The 2 most important things are the stopwatch and how your gear selection might affect race strategy… sometimes the gear that gives you the fastest lap time on your own will allow someone else to make an easier pass down a straight or with the draft and block you in the corners, making it harder to gain the position back from them.

Apart from that, “highest RPM at the end of the longest straight” may or may not apply – it is generally a good starting point, but where you go from there depends on the engine and the track.  And it depends on how you define “highest RPM”… point being that you’ll always hit your highest RPM at the end of the longest straight, even if you have the “wrong” gear.  The key here is knowing your engine’s “maximum potential RPM”.

As for my observations with the engines I’m most familiar with…

With the traditional 100cc 2-cycles, without any form of rev-limiter, more often than not, if you hit the engine’s max potential RPM just before the end of the longest straight, you were in the ballpark.

With a Briggs LO206 and it’s 6100 RPM “hard” rev-limiter, it can be all over the map.  There are some tracks where you will want to hit the rev-limiter in the middle of the straight, some where you will want to hit it almost immediately upon getting onto the straight, and others where you will want to barely hit it at all.

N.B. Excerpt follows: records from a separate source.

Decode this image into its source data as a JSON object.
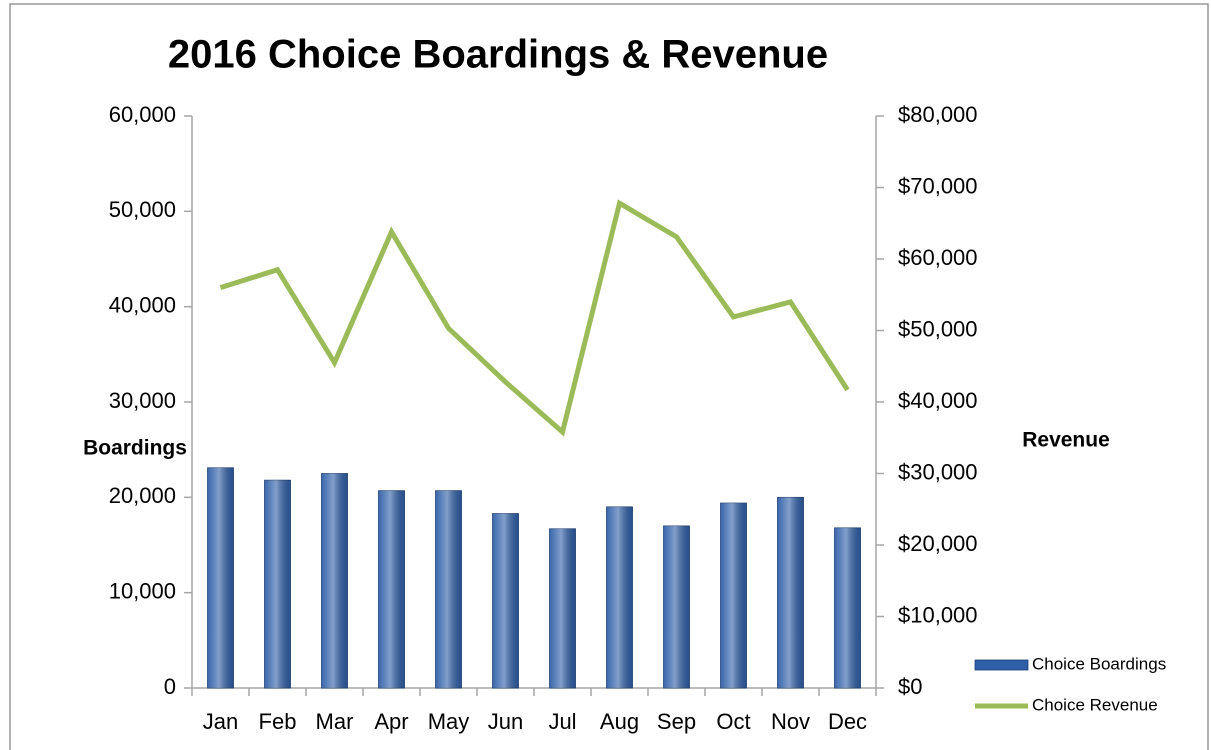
{
  "chart_data": {
    "type": "bar-line",
    "title": "2016 Choice Boardings & Revenue",
    "y_label": "Boardings",
    "y2_label": "Revenue",
    "categories": [
      "Jan",
      "Feb",
      "Mar",
      "Apr",
      "May",
      "Jun",
      "Jul",
      "Aug",
      "Sep",
      "Oct",
      "Nov",
      "Dec"
    ],
    "series": [
      {
        "name": "Choice Boardings",
        "type": "bar",
        "color": "#2f5fa8",
        "values": [
          23100,
          21800,
          22500,
          20700,
          20700,
          18300,
          16700,
          19000,
          17000,
          19400,
          20000,
          16800
        ]
      },
      {
        "name": "Choice Revenue",
        "type": "line",
        "axis": "y2",
        "color": "#9bbb59",
        "values": [
          56000,
          58500,
          45500,
          63800,
          50300,
          42800,
          35800,
          67800,
          63100,
          51900,
          54000,
          41700
        ]
      }
    ],
    "ylim": [
      0,
      60000
    ],
    "yticks": [
      0,
      {
        "value": 10000,
        "label": "10,000"
      },
      {
        "value": 20000,
        "label": "20,000"
      },
      {
        "value": 30000,
        "label": "30,000"
      },
      {
        "value": 40000,
        "label": "40,000"
      },
      {
        "value": 50000,
        "label": "50,000"
      },
      {
        "value": 60000,
        "label": "60,000"
      }
    ],
    "y2lim": [
      0,
      80000
    ],
    "y2ticks": [
      {
        "value": 0,
        "label": "$0"
      },
      {
        "value": 10000,
        "label": "$10,000"
      },
      {
        "value": 20000,
        "label": "$20,000"
      },
      {
        "value": 30000,
        "label": "$30,000"
      },
      {
        "value": 40000,
        "label": "$40,000"
      },
      {
        "value": 50000,
        "label": "$50,000"
      },
      {
        "value": 60000,
        "label": "$60,000"
      },
      {
        "value": 70000,
        "label": "$70,000"
      },
      {
        "value": 80000,
        "label": "$80,000"
      }
    ],
    "legend": "bottom-right"
  }
}
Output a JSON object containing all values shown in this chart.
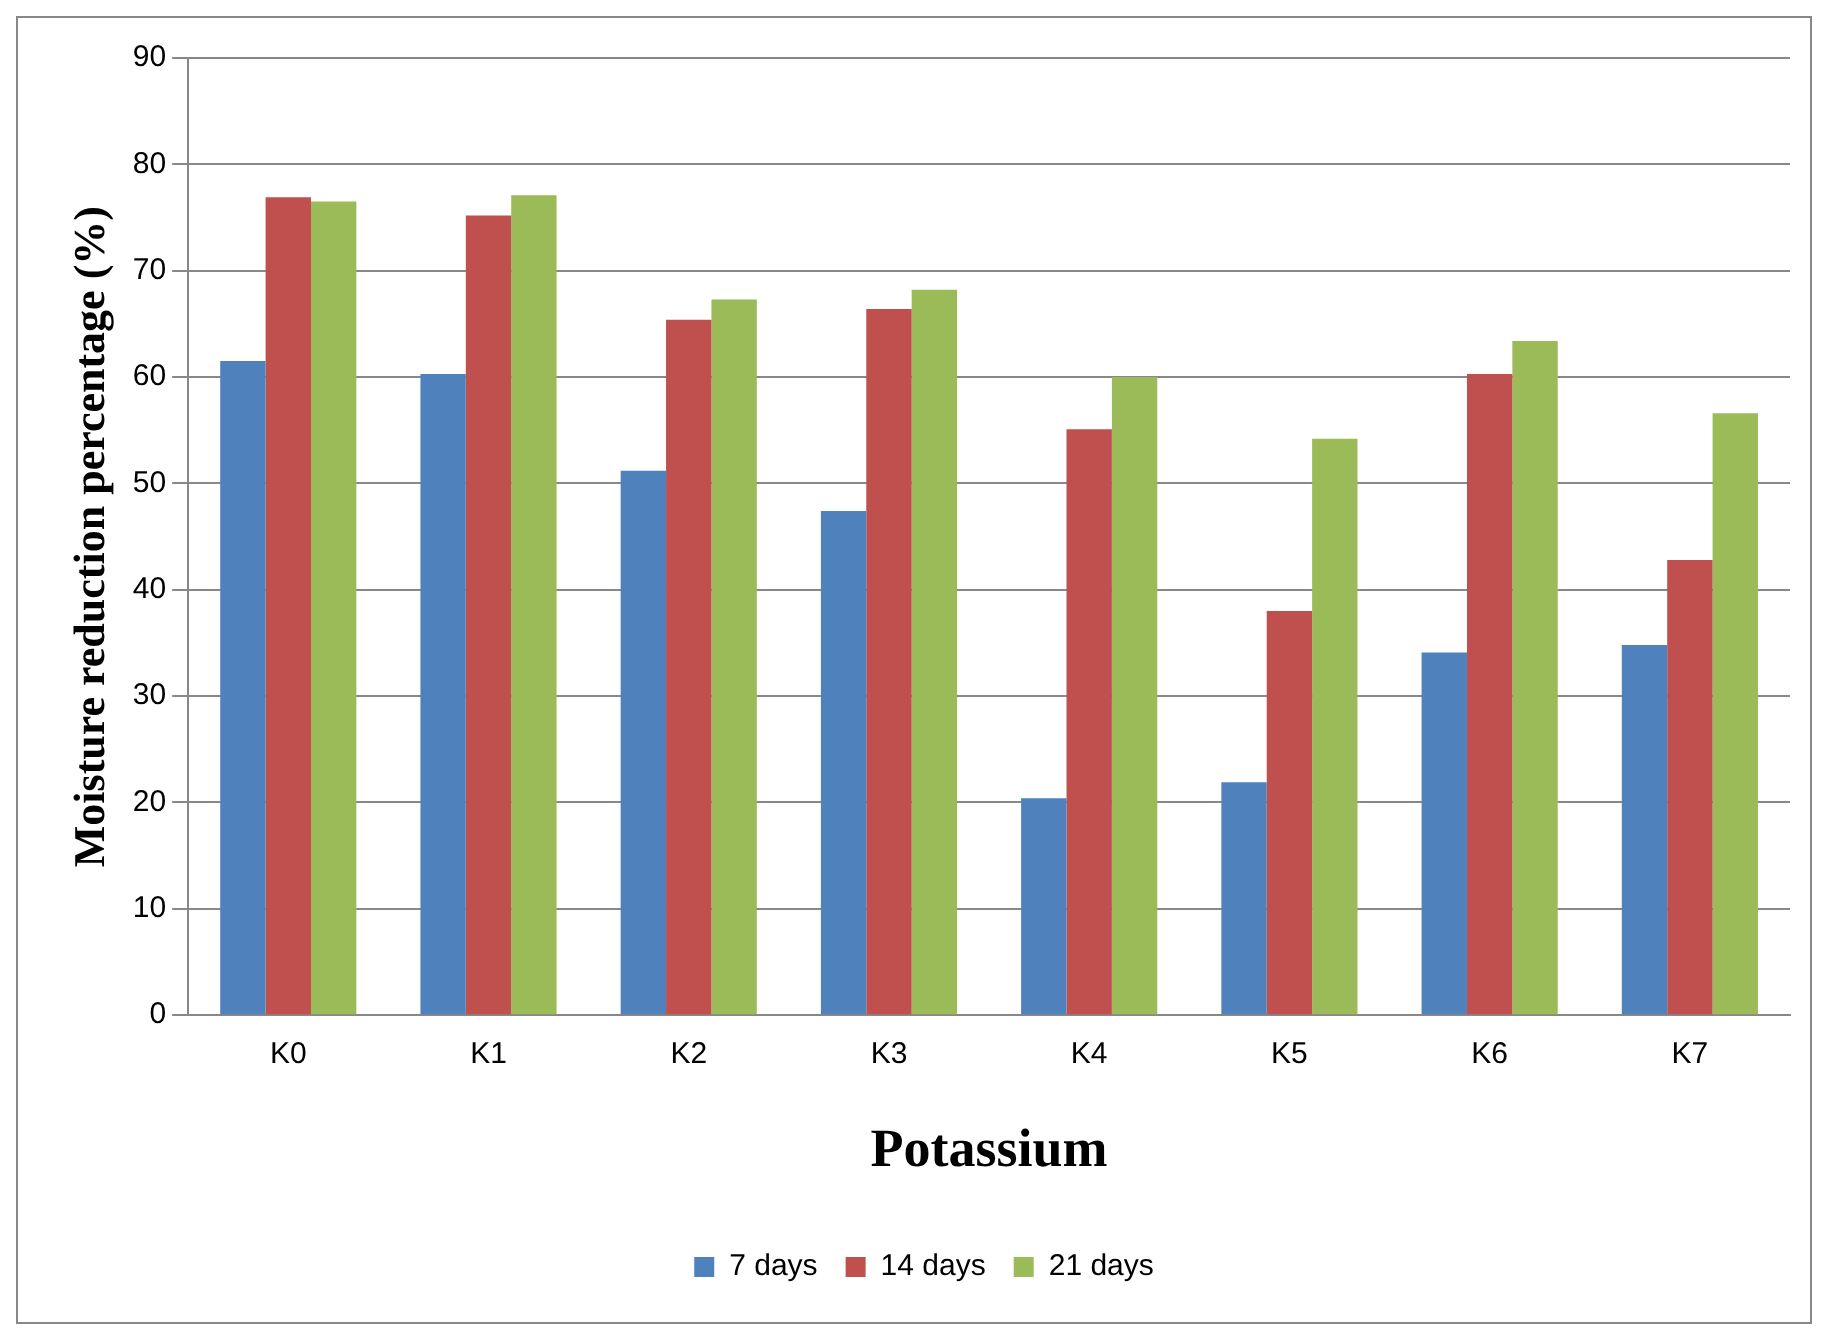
{
  "chart_data": {
    "type": "bar",
    "xlabel": "Potassium",
    "ylabel": "Moisture reduction percentage (%)",
    "categories": [
      "K0",
      "K1",
      "K2",
      "K3",
      "K4",
      "K5",
      "K6",
      "K7"
    ],
    "series": [
      {
        "name": "7 days",
        "color": "#4f81bd",
        "values": [
          61.5,
          60.3,
          51.2,
          47.4,
          20.4,
          21.9,
          34.1,
          34.8
        ]
      },
      {
        "name": "14 days",
        "color": "#c0504d",
        "values": [
          76.9,
          75.2,
          65.4,
          66.4,
          55.1,
          38.0,
          60.3,
          42.8
        ]
      },
      {
        "name": "21 days",
        "color": "#9bbb59",
        "values": [
          76.5,
          77.1,
          67.3,
          68.2,
          60.0,
          54.2,
          63.4,
          56.6
        ]
      }
    ],
    "ylim": [
      0,
      90
    ],
    "yticks": [
      0,
      10,
      20,
      30,
      40,
      50,
      60,
      70,
      80,
      90
    ],
    "grid": "y",
    "legend": "bottom"
  }
}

With a Rotax Max, which is rev-limited as much with ignition timing as anything, it’s again more like the Briggs.  There are some tracks where you’ll be fastest only pulling 12,500 RPM, even though the engine can hit 14,500+.

It all goes back to starting somewhere and testing to see what gets you the best results.  Daryle’s advice is great.  As he says, drop a couple teeth, and see what the stop watch says.  If it was the wrong way, add a couple teeth.

The only other comment I’ll add is that if your carb isn’t properly tuned, you may never hit your max potential RPM, so you could end up chasing gearing when your real problem lies somewhere else.